Op-Ed

Women’s March hardly inclusive by excluding pro-lifers

A man lifts a baby above the crowd before a women’s march Saturday in Seattle.
A man lifts a baby above the crowd before a women’s march Saturday in Seattle. Associated Press

Call it the “People With Uteruses Who Hate Donald Trump March.” Or the “Birth Control, Not Self Control March.” Or the “LGBTQI-Want-To-Buy-A-Vowel-Vanna March.” Or, as my good friend Tania Gail suggested, the “#MeanGirlMarch2017.”

Whatever you call it, though, don’t call it the “Women’s March on Washington.” Technically, that is correct. Women were involved, marching, or walking, or striding, or jumping or doing whatever it is they needed to do to make themselves seen and heard the day after the inauguration of the Dark Prince of Death. In D.C.

But calling it the “Women’s March” gives it a bit too much credit for inclusivity because not all of us who self-identify as women (perhaps not even the recently commuted Chelsea Manning) were welcome at the march.

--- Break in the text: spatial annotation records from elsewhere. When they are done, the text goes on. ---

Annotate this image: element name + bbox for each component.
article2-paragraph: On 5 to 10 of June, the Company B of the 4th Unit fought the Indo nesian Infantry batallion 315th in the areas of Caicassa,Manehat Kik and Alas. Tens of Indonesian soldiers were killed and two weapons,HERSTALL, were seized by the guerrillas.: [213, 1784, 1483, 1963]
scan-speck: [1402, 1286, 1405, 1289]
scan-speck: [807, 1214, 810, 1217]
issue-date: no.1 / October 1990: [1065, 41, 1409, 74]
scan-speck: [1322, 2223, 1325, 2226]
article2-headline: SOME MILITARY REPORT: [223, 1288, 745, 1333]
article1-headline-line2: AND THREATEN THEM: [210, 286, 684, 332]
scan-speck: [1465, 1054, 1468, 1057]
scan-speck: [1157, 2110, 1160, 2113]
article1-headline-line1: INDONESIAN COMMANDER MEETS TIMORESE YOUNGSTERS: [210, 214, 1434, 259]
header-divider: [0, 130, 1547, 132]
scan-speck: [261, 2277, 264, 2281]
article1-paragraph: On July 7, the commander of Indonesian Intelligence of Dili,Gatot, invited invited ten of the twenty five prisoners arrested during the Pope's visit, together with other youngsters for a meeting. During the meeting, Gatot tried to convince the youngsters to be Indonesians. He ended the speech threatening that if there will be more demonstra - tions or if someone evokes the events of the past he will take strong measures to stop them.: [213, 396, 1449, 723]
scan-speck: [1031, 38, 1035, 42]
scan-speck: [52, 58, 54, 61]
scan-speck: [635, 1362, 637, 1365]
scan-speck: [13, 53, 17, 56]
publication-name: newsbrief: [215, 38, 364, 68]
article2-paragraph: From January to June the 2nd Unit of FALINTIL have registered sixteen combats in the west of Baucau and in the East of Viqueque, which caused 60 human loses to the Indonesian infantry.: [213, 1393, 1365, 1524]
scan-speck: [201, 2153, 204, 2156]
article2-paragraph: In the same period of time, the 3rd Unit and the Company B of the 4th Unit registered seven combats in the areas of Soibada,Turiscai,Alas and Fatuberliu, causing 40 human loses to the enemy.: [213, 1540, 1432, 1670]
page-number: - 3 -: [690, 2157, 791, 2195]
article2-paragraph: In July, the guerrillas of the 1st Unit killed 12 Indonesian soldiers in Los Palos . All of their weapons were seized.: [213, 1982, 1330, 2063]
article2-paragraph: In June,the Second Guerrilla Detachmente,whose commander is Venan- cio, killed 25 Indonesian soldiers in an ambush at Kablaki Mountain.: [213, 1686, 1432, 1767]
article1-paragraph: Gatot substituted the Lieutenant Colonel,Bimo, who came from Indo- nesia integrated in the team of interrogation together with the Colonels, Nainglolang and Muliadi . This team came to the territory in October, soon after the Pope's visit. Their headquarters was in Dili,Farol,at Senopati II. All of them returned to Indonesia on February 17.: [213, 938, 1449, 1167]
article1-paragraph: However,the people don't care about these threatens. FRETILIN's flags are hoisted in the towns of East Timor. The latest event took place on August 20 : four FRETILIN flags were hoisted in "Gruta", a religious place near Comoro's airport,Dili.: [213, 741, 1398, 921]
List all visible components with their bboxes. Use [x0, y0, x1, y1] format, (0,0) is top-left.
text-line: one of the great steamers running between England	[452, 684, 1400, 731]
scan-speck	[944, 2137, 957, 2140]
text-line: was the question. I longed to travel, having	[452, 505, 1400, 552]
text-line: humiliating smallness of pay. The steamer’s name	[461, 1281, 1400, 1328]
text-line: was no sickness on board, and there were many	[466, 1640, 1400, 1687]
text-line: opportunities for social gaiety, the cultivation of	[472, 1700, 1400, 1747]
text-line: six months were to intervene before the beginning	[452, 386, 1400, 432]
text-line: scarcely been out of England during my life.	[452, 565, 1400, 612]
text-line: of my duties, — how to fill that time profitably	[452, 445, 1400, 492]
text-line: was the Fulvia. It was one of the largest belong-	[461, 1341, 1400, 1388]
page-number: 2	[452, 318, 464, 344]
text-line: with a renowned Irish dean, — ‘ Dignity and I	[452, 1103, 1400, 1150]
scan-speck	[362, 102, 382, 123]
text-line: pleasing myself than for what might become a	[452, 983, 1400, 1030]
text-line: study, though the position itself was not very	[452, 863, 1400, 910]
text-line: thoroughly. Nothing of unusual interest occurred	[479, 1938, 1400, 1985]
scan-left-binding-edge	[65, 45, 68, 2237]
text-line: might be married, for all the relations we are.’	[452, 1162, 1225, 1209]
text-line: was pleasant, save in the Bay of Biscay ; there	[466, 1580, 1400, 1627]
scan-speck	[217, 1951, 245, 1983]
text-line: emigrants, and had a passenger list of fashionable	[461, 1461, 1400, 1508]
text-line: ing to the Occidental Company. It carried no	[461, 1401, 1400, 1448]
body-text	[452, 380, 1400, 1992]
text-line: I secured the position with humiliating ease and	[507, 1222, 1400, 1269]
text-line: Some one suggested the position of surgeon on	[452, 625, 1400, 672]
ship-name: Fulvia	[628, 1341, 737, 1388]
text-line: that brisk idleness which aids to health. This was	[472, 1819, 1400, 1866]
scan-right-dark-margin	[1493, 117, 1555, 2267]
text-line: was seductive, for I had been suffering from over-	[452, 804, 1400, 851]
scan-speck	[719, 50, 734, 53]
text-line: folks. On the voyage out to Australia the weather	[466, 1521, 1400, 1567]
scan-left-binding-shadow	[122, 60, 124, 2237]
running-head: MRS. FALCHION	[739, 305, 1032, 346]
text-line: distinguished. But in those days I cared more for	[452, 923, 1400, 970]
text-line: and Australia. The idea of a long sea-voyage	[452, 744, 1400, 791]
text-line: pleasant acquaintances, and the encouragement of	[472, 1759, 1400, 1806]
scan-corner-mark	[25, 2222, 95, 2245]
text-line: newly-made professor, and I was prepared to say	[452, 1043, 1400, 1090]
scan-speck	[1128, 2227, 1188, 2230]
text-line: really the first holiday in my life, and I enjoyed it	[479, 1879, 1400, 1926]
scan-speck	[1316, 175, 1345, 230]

I know of at least one group that was specifically disinvited from the affair, a group whose name would indicate a strong sisterhood with the galloping gals. The group is called the New Wave Feminists. That’s pretty darn crunchy, fist in the air, we-love-Gloria cool. But alas, there was a fly in the ointment. The “New Wave” women happen to be pro-life or, if you prefer, anti-the-choice-to-abort-your-child. When the organizers of the march found out that they had invited poisonous vipers into their collective bosom, they told the New Wavers that there was no place for them in D.C.

Actually, they didn’t even do that. They just erased the group, which had been included on the website as a contributing partner, from view.

Normally, things like this don’t bother me. I am quite used to women who call themselves feminists acting in a most unsisterly way when they find out that I oppose abortion. In this, I am not alone. Many pro-life female friends have had the same experience when their dirty little secret is discovered: banishment from the Oprah Book Club, blocking on Facebook, ridicule at the water cooler and sympathetic hazing from the men who support abortion rights because, let’s be honest, it saves them 18 years’ worth of child support.

I didn’t really expect that women who vocally oppose abortion would be welcome at a march that embraced groups like #VoteProChoice, Free the Nipple, the Human Right to Family Planning Initiative, Students for Choice, Lady Parts Justice, The Center for Reproductive Rights, Catholics for Choice, NARAL-Pro Choice America Foundation, the Coalition of Nasty Women, the Federation for Abortion Rights, the National Organization for Women and, of course, Planned Parenthood.

I mean, if I were a fertilized embryo, there is no way I’d go anywhere near that motley crew. But some other groups included on the website seemed promising, some faith-based groups like Faith in New York (I think it has three members), the World Fellowship Center, Federation of Protestant Welfare Agencies, Jewish Women’s Foundation and the Council on American Islamic Relations. That seemed like an ecumenical enough group to include women who believe, as I do, that women who are still incubating in the womb have a voice and a right to be respected.

Think again, Christine. You are not considered a true woman unless you accept the nihilistic proposition that the vagina is private property, that a fetus is an interloper who occupies that site at the pleasure of the owner and that eviction can happen at any time, for virtually any reason, up until the moment of actual birth.

The groups that partnered together to present their grievances in D.C. all claim to support the integrity and dignity of the sisterhood. The reason that so many pro-choice/abortion-friendly groups were included in the list of attendees is because it is now mandatory that evolved women spout the usual “my body, my choice” rhetoric that hasn’t changed in 50 years, even though medical technology has advanced to the stage that we now know it’s “my body, and her tiny body and his tiny body, but still my choice, dammit.”

I have a problem with that, but I’m used to the indoctrination feminists demand of the truest of true believers.

But I could even get over that if I truly believed feminists cared about the welfare of women in the larger context of human rights. As it is, I think they care only about the welfare of Roe v. Wade.

Returning to that list of partners in the march, we have the Council on American Islamic Relations. CAIR, as it is more commonly known, refuses to condemn Hamas, which has been identified by the State Department as a terrorist group since Oct. 8, 1997.

But the women in D.C. will see this as quibbling. As long as they can keep those toxic pro-lifers from mucking up the works and ruining the joyous celebration of “safe, legal and whenever you want it,” they can afford a terrorist or two. Because these days, the enemy of my president is my friend. Even if he’s on a watch list.